Aucun charisme, mal éduqué, pas d’idées… Un livre sur Oussama Ben Laden - dont la CIA vient d’affirmer qu’il est toujours en vie - révèle la nature du terroriste le plus connu de la planète.
Finalement que savait-on d’Oussama Ben Laden, considéré comme l’un des hommes les plus dangereux de la planète ? On le situe plus ou moins comme le grand manitou des attentats du 11 septembre, on visualise ses apparitions mises en scène par les petites mains video du terrorisme, on imagine des coffres de billets sans fond dans lequel ce Saoudien né au Yémen, rejeton d’une famille richissime, puiserait éternellement l’argent de la guerre sainte des islamistes.
On était loin de la réalité. Un « pantin », un « sociopathe ordinaire », résume en quelques termes bien sentis un ancien espion, Alain Chouet, qui préface le livre de Ian Hamel, journaliste au Matin Dimanche en Suisse et collaborateur de Bakchich : L’énigme Oussama Ben Laden, publié le 5 novembre (éditions Payot). Oui, apprend-on dans l’ouvrage passionnant et instructif, la star terroriste des années 2000 se caractérise par un comportement impulsif, l’indifférence vis-à-vis des normes sociales ainsi qu’aux émotions et aux autres. Oui, lit-on encore, la mégalomanie, la religion, l’absence de charisme et de narcissisme, la polygamie, la mauvaise éducation sont les ferments de la fabrication de « l’illuminé » Oussama.

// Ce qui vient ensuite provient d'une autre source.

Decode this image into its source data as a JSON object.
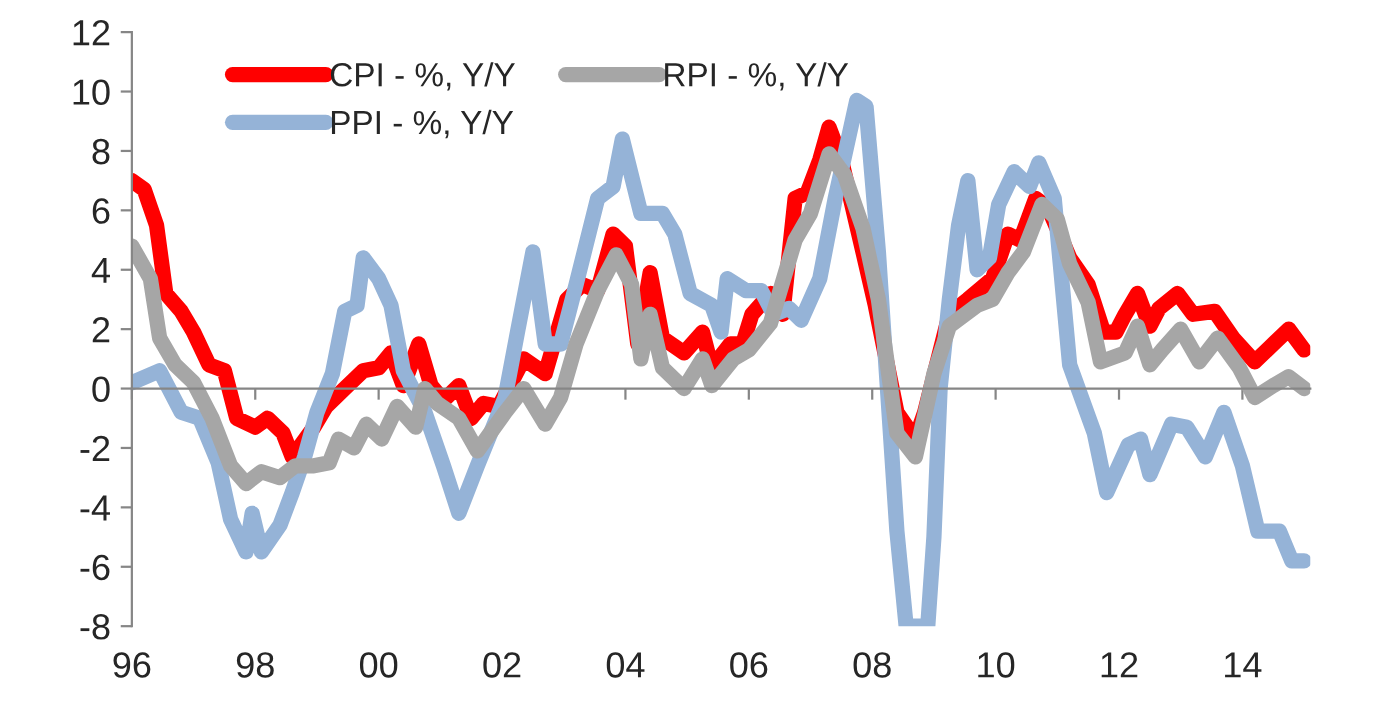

Courant tout au long de sa vie après une légitimité, guerrière pour commencer, puis religieuse, il s’est fabriqué une légende de combattant au cours de l’invasion soviétique en Afghanistan : « Son premier affrontement – et peut-être le seul – avec l’Armée rouge date d’avril 1987. Il s’agit plus d’une escarmouche que d’une bataille rangée. Et la kalachnikov, avec laquelle pose fièrement Oussama face à la caméra n’a certainement pas été prise, comme il le prétend, sur le corps d’un général russe tué à Jagi. On a la preuve qu’aucun officier supérieur ne participe à l’incident », écrit Ian Hamel. Il a beau dormir la Kalach à ses pieds, l’homme n’a jamais vraiment combattu.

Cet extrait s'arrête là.